Linehan takes in Lynx’s glance, realizes that everyone else is looking at him now, too. And no one had even thought twice about what was in his head till now. He shakes that head, knows he’s got to clear it. He gets that he’s been too much the brute to be the object of much suspicion. But disguise is all about surprise …
“Seb Linehan,” says Control.
“Sure,” says Linehan. “We met before.”
“But now you’ve been down ayahuasca alley.”
“Now I’ve—” and suddenly Linehan gets it: Control’s the demon he’s been running from this whole while, the beast that sits at the end of time and laps up all pretenders. All futures flow through this thing. That’s the way this thing wants it. That’s what Linehan’s got to somehow stop. He glances at Haskell’s form hovering above him. Or below. He can’t tell. Time’s doing the same thing space has already done, spreading out in all directions. All perspectives …
“As always, the man with the least training is the best trained.” Linehan realizes that each word Control’s speaking is a musical note intended to call up something from deep within him. “Ironic, no? What we’re conscious of plays so little real role in riding the raw moment. Give a man drugs to awaken doors within him; you can’t argue with the result. Ayahuasca, peyote, mushrooms, LSD—whatever it takes: There’s a reason shamans worldwide all did the same damn thing—tuned the nervous system to get in touch with the source. And yet modern society forgot. Even as its physics moved in directions that undermined the very assumptions that society was based on. There’s infinite worlds out there. Infinite spaces beyond this one. And all of it only a vibration away. Sensitives know this. And with the right preparation, anyone can climb those gradients—”

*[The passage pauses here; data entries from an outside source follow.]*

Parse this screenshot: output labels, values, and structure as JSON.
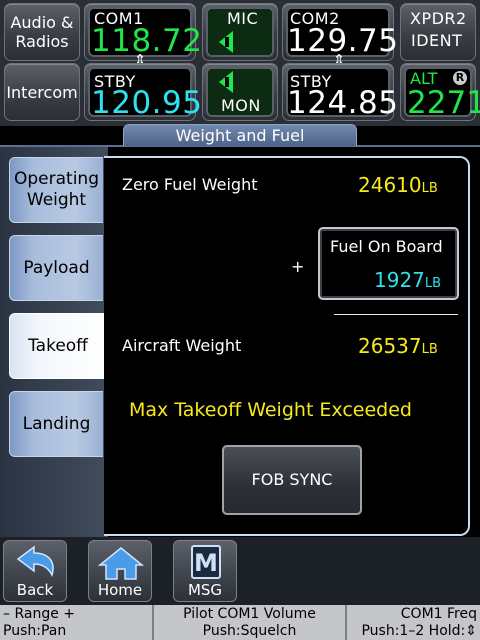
{
  "top": {
    "audio_label_1": "Audio &",
    "audio_label_2": "Radios",
    "intercom_label": "Intercom",
    "com1": {
      "label": "COM1",
      "active": "118.72",
      "stby_label": "STBY",
      "standby": "120.95",
      "swap": "⇕"
    },
    "mic": {
      "label": "MIC",
      "mon_label": "MON"
    },
    "com2": {
      "label": "COM2",
      "active": "129.75",
      "stby_label": "STBY",
      "standby": "124.85",
      "swap": "⇕"
    },
    "xpdr": {
      "label": "XPDR2",
      "ident": "IDENT",
      "mode": "ALT",
      "r_badge": "R",
      "code": "2271"
    }
  },
  "page": {
    "title": "Weight and Fuel"
  },
  "tabs": [
    {
      "label_1": "Operating",
      "label_2": "Weight"
    },
    {
      "label": "Payload"
    },
    {
      "label": "Takeoff"
    },
    {
      "label": "Landing"
    }
  ],
  "panel": {
    "zfw_label": "Zero Fuel Weight",
    "zfw_value": "24610",
    "plus": "+",
    "fob_label": "Fuel On Board",
    "fob_value": "1927",
    "aw_label": "Aircraft Weight",
    "aw_value": "26537",
    "unit": "LB",
    "warning": "Max Takeoff Weight Exceeded",
    "sync_label": "FOB SYNC"
  },
  "bottom": {
    "back_label": "Back",
    "home_label": "Home",
    "msg_label": "MSG",
    "msg_icon": "M"
  },
  "status": {
    "left_1": "– Range +",
    "left_2": "Push:Pan",
    "mid_1": "Pilot COM1 Volume",
    "mid_2": "Push:Squelch",
    "right_1": "COM1 Freq",
    "right_2": "Push:1–2 Hold:⇕"
  },
  "colors": {
    "active_green": "#1fe64a",
    "standby_cyan": "#2fe0ef",
    "value_yellow": "#f6ea1a",
    "tab_blue": "#a8bddc"
  }
}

“I didn’t ask to be here,” says Linehan.
“That doesn’t matter,” says Control.
“You’ve got something special planned for me.”
“You’re not alone in that.”
“Goddamn it, I’m not Sinclair!”
“It doesn’t matter”—and as Control says this, Morat sidles toward Linehan, who backs away from the oncoming suit.
“What the fuck is this?”
“We need what’s in your brain.”
“I don’t know anything!”
“You don’t have to,” says Control. “Not when you’ve still got the files that Autumn Rain stashed on you back in Hong Kong.”
“Bullshit,” says Carson.
“Those were cleaned out of me a long time back,” says Linehan.

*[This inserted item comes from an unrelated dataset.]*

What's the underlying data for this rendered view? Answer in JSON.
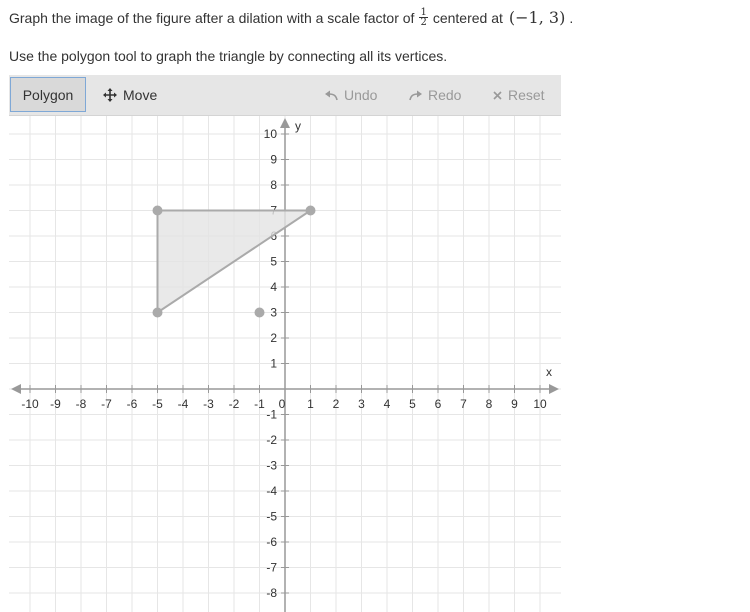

“The surface ones, sure. They thought they’d given you the fake ones. Thought they were just a decoy. And everyone who busted you open thought they’d gotten to the bottom of it. Turns out they just weren’t going far enough. Because the only way to the bottom of what’s planted in your mind is via surgery.”

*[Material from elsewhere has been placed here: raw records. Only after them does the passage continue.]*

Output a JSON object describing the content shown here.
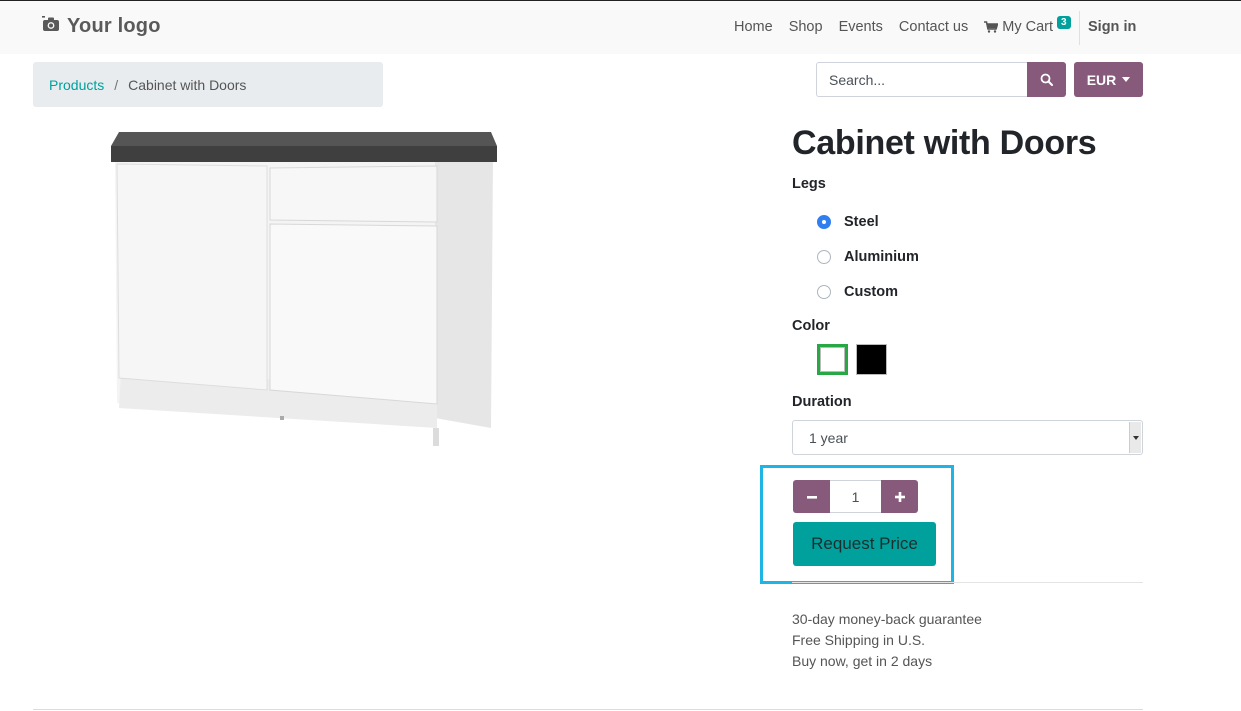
{
  "header": {
    "logo_text": "Your logo",
    "nav": [
      {
        "label": "Home"
      },
      {
        "label": "Shop"
      },
      {
        "label": "Events"
      },
      {
        "label": "Contact us"
      }
    ],
    "cart_label": "My Cart",
    "cart_count": "3",
    "signin_label": "Sign in"
  },
  "breadcrumb": {
    "root": "Products",
    "separator": "/",
    "current": "Cabinet with Doors"
  },
  "search": {
    "placeholder": "Search...",
    "currency": "EUR"
  },
  "product": {
    "title": "Cabinet with Doors",
    "legs_label": "Legs",
    "legs_options": [
      {
        "label": "Steel",
        "selected": true
      },
      {
        "label": "Aluminium",
        "selected": false
      },
      {
        "label": "Custom",
        "selected": false
      }
    ],
    "color_label": "Color",
    "colors": [
      {
        "name": "White",
        "hex": "#ffffff",
        "selected": true
      },
      {
        "name": "Black",
        "hex": "#000000",
        "selected": false
      }
    ],
    "duration_label": "Duration",
    "duration_value": "1 year",
    "quantity": "1",
    "request_label": "Request Price",
    "guarantees": [
      "30-day money-back guarantee",
      "Free Shipping in U.S.",
      "Buy now, get in 2 days"
    ]
  },
  "colors": {
    "primary": "#875a7b",
    "accent": "#00a09d",
    "highlight": "#1eb5e5",
    "radio_selected": "#2f7ff0"
  }
}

“You guys are crazy ,” says Linehan.
“That’s the least of your problems,” says Morat—a buzzsaw emanates from his glove. Linehan keeps on backing up, backs into a corner—finds himself staring at Morat’s implacable visor even as he wonders what the fuck’s really going on, even as he realizes he’s never going to find out—but now Morat suddenly staggers back—
“We’re under attack,” says Control—turns to Spencer—

Give me what you’ve got or you are dead.”
“Ask Sarmax.”
“Man doesn’t care if he’s alive. You do. Two seconds—”
“Fine,” says Spencer—beams it all over. Morat and Marlowe’s suits are starting to smoke while they look around wildly—
“Not looking good,” says Carson.
“Out of your suit,” Control snarls at Marlowe. He leaps down to Morat, grabs him by the head—
“What are you doing?” yells Morat.
“Can’t have you turned against me.”
“For the love of God,” says Morat—but Control’s already tearing at Morat’s head, ripping it off, tossing it past Haskell. What’s left of Morat’s smoking chassis flares out. Marlowe is climbing out of his suit, wearing the look of a man who’s glad he still has a body. He grabs a weapon from a rack on his suit’s leg—an automatic rifle—and points it at the others arrayed about.
“Everyone stay where you are,” he yells.
Control leaps past him, lands in front of Spencer—who’s wondering how he’s going to get out of this one. The razor looks up into that visor-that’s-no-visor, sees no mercy.